В первый день сражения ударная группировка Германа Гота обрушилась на позиции 6-й гвардейской армии генерал-лейтенанта И. М. Чистякова[23]. Дивизии 1-го эшелона были разрезаны по частям. Одни подразделения были полностью уничтожены, другие понесли большие потери и продолжали драться изолированно в полном или частичном окружении. Стальная армада 4-й танковой армии генерала Гота вошла в оборону дивизий 1-го эшелона как нож в масло. Военные историки признают, что командование Воронежского фронта, не имея точных разведданных о направлении главного удара танкового клина, слишком растянуло свои войска по фронту и потому оборону 1-го эшелона немцы прорвали сравнительно легко.

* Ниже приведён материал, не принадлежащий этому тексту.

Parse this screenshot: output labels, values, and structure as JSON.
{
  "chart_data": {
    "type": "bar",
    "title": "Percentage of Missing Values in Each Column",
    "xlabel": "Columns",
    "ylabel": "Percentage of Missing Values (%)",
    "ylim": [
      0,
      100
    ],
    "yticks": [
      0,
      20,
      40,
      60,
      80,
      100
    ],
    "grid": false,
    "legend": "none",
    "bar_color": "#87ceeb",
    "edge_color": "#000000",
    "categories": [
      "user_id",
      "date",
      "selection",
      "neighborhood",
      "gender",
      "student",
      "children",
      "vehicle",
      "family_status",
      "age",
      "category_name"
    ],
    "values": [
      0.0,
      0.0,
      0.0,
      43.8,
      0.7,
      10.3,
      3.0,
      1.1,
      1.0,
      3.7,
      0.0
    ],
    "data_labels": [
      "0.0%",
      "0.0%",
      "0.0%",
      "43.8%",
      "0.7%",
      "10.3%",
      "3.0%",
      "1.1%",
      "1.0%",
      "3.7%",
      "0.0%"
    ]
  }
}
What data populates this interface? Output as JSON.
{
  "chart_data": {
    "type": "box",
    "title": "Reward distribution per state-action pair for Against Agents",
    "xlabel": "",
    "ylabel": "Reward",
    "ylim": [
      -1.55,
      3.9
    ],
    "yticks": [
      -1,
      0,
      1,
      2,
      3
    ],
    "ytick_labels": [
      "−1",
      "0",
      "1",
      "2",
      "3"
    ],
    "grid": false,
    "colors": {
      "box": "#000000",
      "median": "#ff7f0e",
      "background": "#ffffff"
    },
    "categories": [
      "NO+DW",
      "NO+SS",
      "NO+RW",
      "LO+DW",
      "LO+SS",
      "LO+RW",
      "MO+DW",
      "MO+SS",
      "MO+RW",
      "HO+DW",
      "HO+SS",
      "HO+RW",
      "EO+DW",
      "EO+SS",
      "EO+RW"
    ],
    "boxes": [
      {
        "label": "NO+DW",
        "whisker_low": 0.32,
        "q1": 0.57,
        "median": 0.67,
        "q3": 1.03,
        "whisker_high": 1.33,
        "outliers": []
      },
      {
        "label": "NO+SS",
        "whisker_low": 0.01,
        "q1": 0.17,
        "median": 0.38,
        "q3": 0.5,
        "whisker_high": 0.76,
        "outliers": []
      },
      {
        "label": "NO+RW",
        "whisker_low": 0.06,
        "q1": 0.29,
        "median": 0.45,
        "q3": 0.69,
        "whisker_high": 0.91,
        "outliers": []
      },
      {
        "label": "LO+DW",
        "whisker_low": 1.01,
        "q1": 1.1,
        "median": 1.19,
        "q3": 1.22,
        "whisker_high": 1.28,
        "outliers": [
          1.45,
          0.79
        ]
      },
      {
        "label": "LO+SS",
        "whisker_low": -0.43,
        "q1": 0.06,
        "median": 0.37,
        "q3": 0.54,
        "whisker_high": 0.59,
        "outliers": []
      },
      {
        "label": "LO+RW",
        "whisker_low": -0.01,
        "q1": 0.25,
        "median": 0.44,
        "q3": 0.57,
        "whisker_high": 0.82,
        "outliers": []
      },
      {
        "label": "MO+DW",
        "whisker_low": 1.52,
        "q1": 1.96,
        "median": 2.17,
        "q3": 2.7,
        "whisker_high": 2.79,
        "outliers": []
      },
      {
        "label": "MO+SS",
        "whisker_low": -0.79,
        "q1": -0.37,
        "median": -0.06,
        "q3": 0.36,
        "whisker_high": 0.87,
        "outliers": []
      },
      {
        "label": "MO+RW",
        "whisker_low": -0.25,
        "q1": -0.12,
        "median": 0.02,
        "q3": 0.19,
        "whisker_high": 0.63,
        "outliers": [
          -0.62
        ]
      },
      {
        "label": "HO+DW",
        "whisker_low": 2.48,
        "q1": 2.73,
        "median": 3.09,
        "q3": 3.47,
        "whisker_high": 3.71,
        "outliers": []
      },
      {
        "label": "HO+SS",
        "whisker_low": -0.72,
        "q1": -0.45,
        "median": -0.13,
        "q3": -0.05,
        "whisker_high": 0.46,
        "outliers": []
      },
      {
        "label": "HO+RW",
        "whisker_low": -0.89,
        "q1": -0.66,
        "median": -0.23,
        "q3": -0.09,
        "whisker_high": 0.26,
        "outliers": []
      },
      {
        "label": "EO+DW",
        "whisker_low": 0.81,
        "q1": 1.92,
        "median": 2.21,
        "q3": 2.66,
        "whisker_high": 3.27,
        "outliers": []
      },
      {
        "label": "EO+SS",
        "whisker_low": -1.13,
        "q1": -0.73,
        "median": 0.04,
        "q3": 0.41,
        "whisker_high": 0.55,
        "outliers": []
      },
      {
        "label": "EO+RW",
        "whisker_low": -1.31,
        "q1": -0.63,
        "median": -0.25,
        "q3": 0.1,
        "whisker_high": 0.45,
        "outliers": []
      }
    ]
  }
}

Уже на второй день в дело вступили корпуса и бригады 1-й танковой армии. Позиции 3-й механизированной бригады полковника Бабаджаняна атаковали танки и мотопехота 11-й танковой дивизии[24] при массированной поддержке гаубичной и противотанковой артиллерии и авиации. Состав 11-й танковой дивизии был довольно серьёзным и вполне сопоставим с силами корпуса 1-й гвардейской танковой армии. Только один 15-й танковый полк имел 113 танков различной модификации. Кроме того, в дивизию входили два моторизованных полка (110-й и 111-й) и 119-й полк штурмовой артиллерии, а также разведывательные подразделения, способные действовать самостоятельно и решать тактические задачи. Забегая вперёд, замечу, что к концу Курского сражения 11-я танковая дивизия насчитывала едва 20 боеспособных единиц бронетехники. Часть танков, штурмовых орудий, бронетранспортёров и артиллерийских тягачей вместе со своими пушками остались в полях, оврагах и перелесках перед позициями 3-го механизированного корпуса, в том числе и 3-й мехбригады полковника Бабаджаняна.